The same is true for everything else. I can spend the entirety of my children’s childhood trying to understand how their brains work (Godspeed to anyone that tries) and in the process I will have gained a great deal of analytical knowledge. But I will, ironically, actually know them less if I do. We all know the psychologists (movies play off this theme regularly) who spent their careers analyzing their own children for their theories and in the end miss the beauty of the father-child relationship in the process! I can, as a person of faith, study the history and psychology of what I believe and in the end find myself far more isolated and wandering than ever before. I, all of a sudden, have put understanding the why and the how in a superior position than the what. I can, as an owner of a coffee company, learn all about the coffee bean or business strategy and finances all the while missing the opportunity to truly build relationships with our customers and staff.
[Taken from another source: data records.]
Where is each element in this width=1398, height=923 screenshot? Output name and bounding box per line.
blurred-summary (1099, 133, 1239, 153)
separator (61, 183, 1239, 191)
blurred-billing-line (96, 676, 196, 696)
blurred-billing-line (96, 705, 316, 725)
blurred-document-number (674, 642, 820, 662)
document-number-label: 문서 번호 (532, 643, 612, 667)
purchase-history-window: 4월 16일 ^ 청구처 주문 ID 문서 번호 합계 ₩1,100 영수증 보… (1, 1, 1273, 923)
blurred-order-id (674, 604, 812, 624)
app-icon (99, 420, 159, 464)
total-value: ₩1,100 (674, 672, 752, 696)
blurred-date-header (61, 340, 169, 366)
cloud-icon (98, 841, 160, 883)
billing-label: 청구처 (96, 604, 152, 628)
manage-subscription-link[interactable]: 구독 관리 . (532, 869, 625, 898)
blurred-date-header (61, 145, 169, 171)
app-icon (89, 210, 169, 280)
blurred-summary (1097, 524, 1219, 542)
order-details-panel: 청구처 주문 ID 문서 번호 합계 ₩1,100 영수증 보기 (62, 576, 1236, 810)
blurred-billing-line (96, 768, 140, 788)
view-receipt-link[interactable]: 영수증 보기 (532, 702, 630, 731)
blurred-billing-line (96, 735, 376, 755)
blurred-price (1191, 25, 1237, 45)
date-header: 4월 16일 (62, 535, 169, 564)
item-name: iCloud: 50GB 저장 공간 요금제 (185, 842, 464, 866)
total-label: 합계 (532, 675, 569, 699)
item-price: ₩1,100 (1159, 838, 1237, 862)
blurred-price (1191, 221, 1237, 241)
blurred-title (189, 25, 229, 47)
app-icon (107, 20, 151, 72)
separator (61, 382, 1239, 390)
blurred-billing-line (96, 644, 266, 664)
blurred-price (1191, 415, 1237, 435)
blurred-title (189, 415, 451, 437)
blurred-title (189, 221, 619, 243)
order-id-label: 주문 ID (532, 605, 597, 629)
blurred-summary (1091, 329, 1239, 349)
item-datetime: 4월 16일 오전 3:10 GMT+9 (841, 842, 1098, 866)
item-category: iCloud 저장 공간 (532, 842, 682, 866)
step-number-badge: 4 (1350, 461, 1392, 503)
I can, as a husband, become preoccupied with “fix it” strategies for our marital problems when, at the end of the day, all I really need to do is just be present.
Someone (somewhere that I cannot recall) once said, “If you want to really understand something, you have to kill it first.” There is something to be understood by killing something. But we rarely, if ever, have the power to resurrect it back to life once we’ve killed it. I think all of us recognize at the end of the day we much prefer the cat alive and with all its mystery over the cat dead and comprehended.
Coffee and Reflection Questions for Today
- What in our world or in your life are we so fixated on “understanding” that we have risked killing it in order to have a grasp on it?
- If you have something in your life that you have dissected to the point of having lost its life (and subsequently, its mystery and magic), is there anything or anyone that can breathe life into it again?
- What is the proper balance between trying to see through understanding and understanding through seeing? What does that look like as it relates to the most important things and people in your life?